Neither the TSX Venture Exchange nor its Regulation Services Provider (as that term is defined in the policies of the TSX Venture Exchange) accepts responsibility for the adequacy or accuracy of this release.

This release includes certain statements that may be deemed to be forward-looking statements. All statements in this release, other than statements of historical facts that address timing of closing the offering, final amount raised under the offering, receipt of regulatory approvals, exploration drilling, exploitation activities and events or developments that the Company expects, are forward-looking statements. Although the Company believes the expectations expressed in such forward-looking statements are based on reasonable assumptions, such statements are not guarantees of future performance and actual results or developments may differ materially from those in the forward-looking statements. Factors that could cause actual results to differ materially from those in forward-looking statements include market prices, exploitation and exploration successes, continuity of mineralization, uncertainties related to the ability to obtain necessary permits, licenses and title and delays due to third party opposition, changes in government policies regarding mining and natural resource exploration and exploitation, and continued availability of capital and financing, and general economic, market or business conditions. Readers are cautioned not to place undue reliance on this forward-looking information, which is given as of the date it is expressed in this press release, and the Company undertakes no obligation to update publicly or revise any forward-looking information, except as required by applicable securities laws. For more information on the Company, investors should review the Company's continuous disclosure filings that are available at www.sedar.com.

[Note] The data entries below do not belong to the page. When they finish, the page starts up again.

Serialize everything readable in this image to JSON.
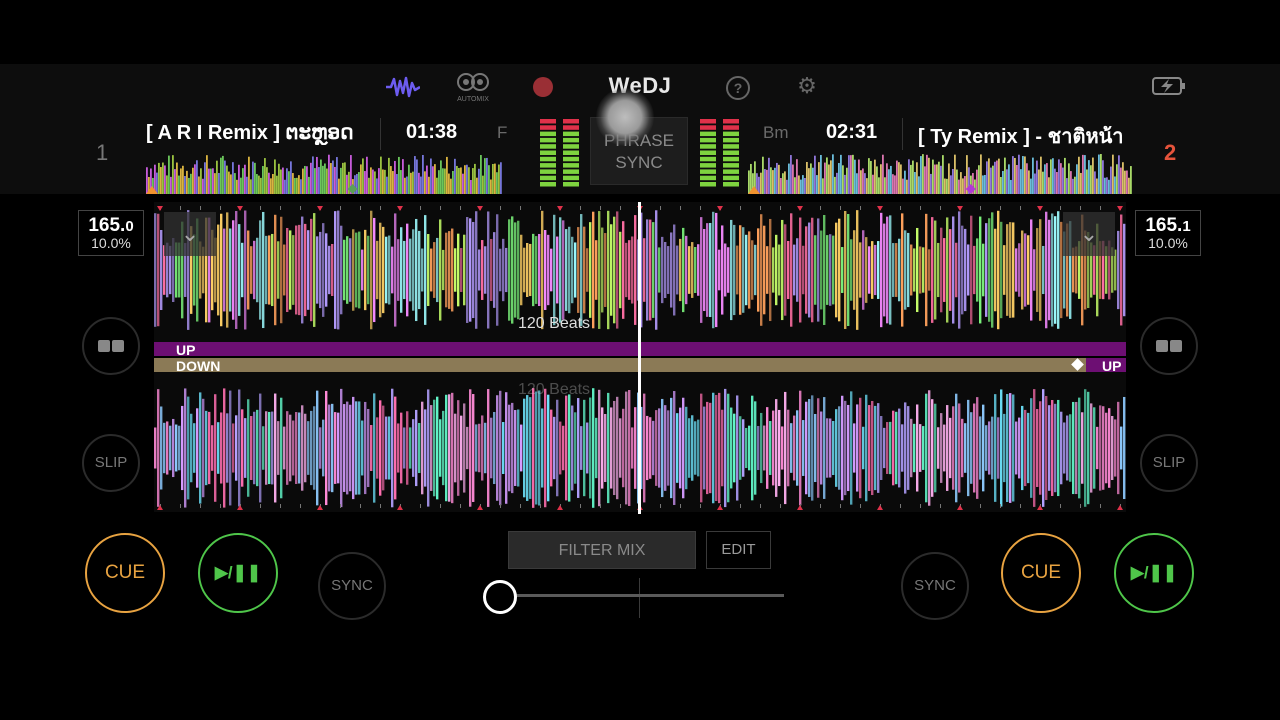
{
  "app": {
    "logo": "WeDJ"
  },
  "header": {
    "automix_label": "AUTOMIX",
    "help_glyph": "?",
    "icons": [
      "waveform-icon",
      "automix-icon",
      "record-icon",
      "help-icon",
      "gear-icon",
      "battery-charging-icon"
    ]
  },
  "deck1": {
    "number": "1",
    "title": "[ A R I Remix ] ຕະຫຼອດ",
    "time": "01:38",
    "key": "F",
    "bpm": "165.0",
    "bpm_big": "165.",
    "bpm_small": "0",
    "pitch": "10.0%",
    "beats_label": "120 Beats",
    "cue_label": "CUE",
    "play_label": "▶/❚❚",
    "sync_label": "SYNC",
    "slip_label": "SLIP",
    "color": "#777777"
  },
  "deck2": {
    "number": "2",
    "title": "[ Ty Remix ] - ชาติหน้า",
    "time": "02:31",
    "key": "Bm",
    "bpm": "165.1",
    "bpm_big": "165.",
    "bpm_small": "1",
    "pitch": "10.0%",
    "beats_label": "120 Beats",
    "cue_label": "CUE",
    "play_label": "▶/❚❚",
    "sync_label": "SYNC",
    "slip_label": "SLIP",
    "color": "#e5533b"
  },
  "center": {
    "phrase_sync_line1": "PHRASE",
    "phrase_sync_line2": "SYNC",
    "filter_mix_label": "FILTER MIX",
    "edit_label": "EDIT",
    "crossfader_position": 0.0
  },
  "phrase_bars": {
    "up_label": "UP",
    "down_label": "DOWN",
    "up_right_label": "UP"
  },
  "colors": {
    "cue": "#e8a341",
    "play": "#4fc64a",
    "phrase_up": "#6d0f73",
    "phrase_down": "#8b7a56"
  }
}
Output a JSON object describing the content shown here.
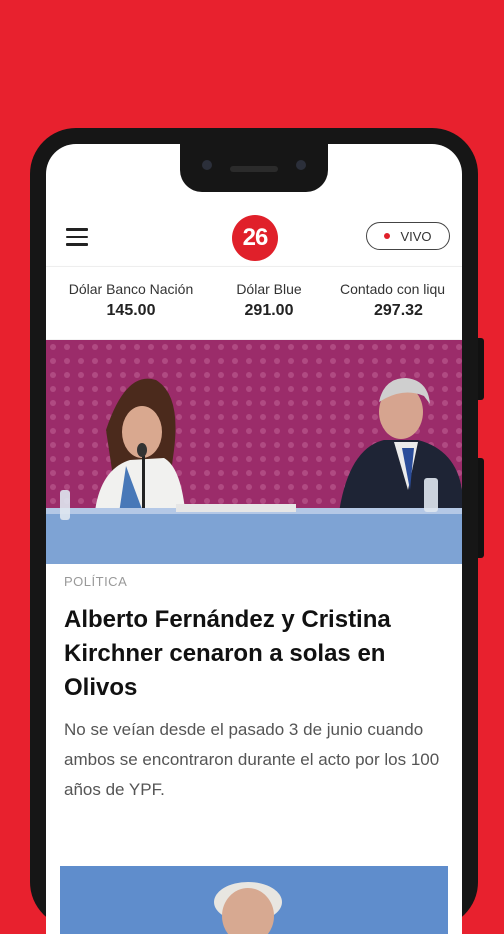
{
  "header": {
    "logo_text": "26",
    "live_label": "VIVO"
  },
  "ticker": [
    {
      "label": "Dólar Banco Nación",
      "value": "145.00"
    },
    {
      "label": "Dólar Blue",
      "value": "291.00"
    },
    {
      "label": "Contado con liqu",
      "value": "297.32"
    }
  ],
  "article": {
    "category": "POLÍTICA",
    "headline": "Alberto Fernández y Cristina Kirchner cenaron a solas en Olivos",
    "summary": "No se veían desde el pasado 3 de junio cuando ambos se encontraron durante el acto por los 100 años de YPF."
  },
  "colors": {
    "brand": "#e8212e",
    "live_dot": "#e0202a"
  },
  "icons": {
    "menu": "hamburger-icon",
    "live": "live-dot-icon"
  }
}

The mineral resource estimates reported in this press release were prepared in accordance with Canadian National Instrument 43-101 Standards of Disclosure for Mineral Projects (“NI 43-101”), as required by Canadian securities regulatory authorities. For United States reporting purposes, the United States Securities and Exchange Commission (“SEC”) applies different standards in the classification of mineralization. In particular, while the terms “measured,” “indicated” and “inferred” mineral resources are required pursuant to NI 43-101, the SEC does not recognize such terms. Canadian standards differ significantly from the requirements of the SEC. Investors are cautioned not to assume that any part or all of the mineral deposits in these categories constitute or will ever be converted into reserves. In addition, “inferred” mineral resources have a great amount of uncertainty as to their existence and great uncertainty as to their economic and legal feasibility. It cannot be assumed that all or any part of an inferred mineral resource will ever be upgraded to a higher category. Under Canadian securities laws, issuers must not make any disclosure of results of an economic analysis that includes inferred mineral resources, except in rare cases.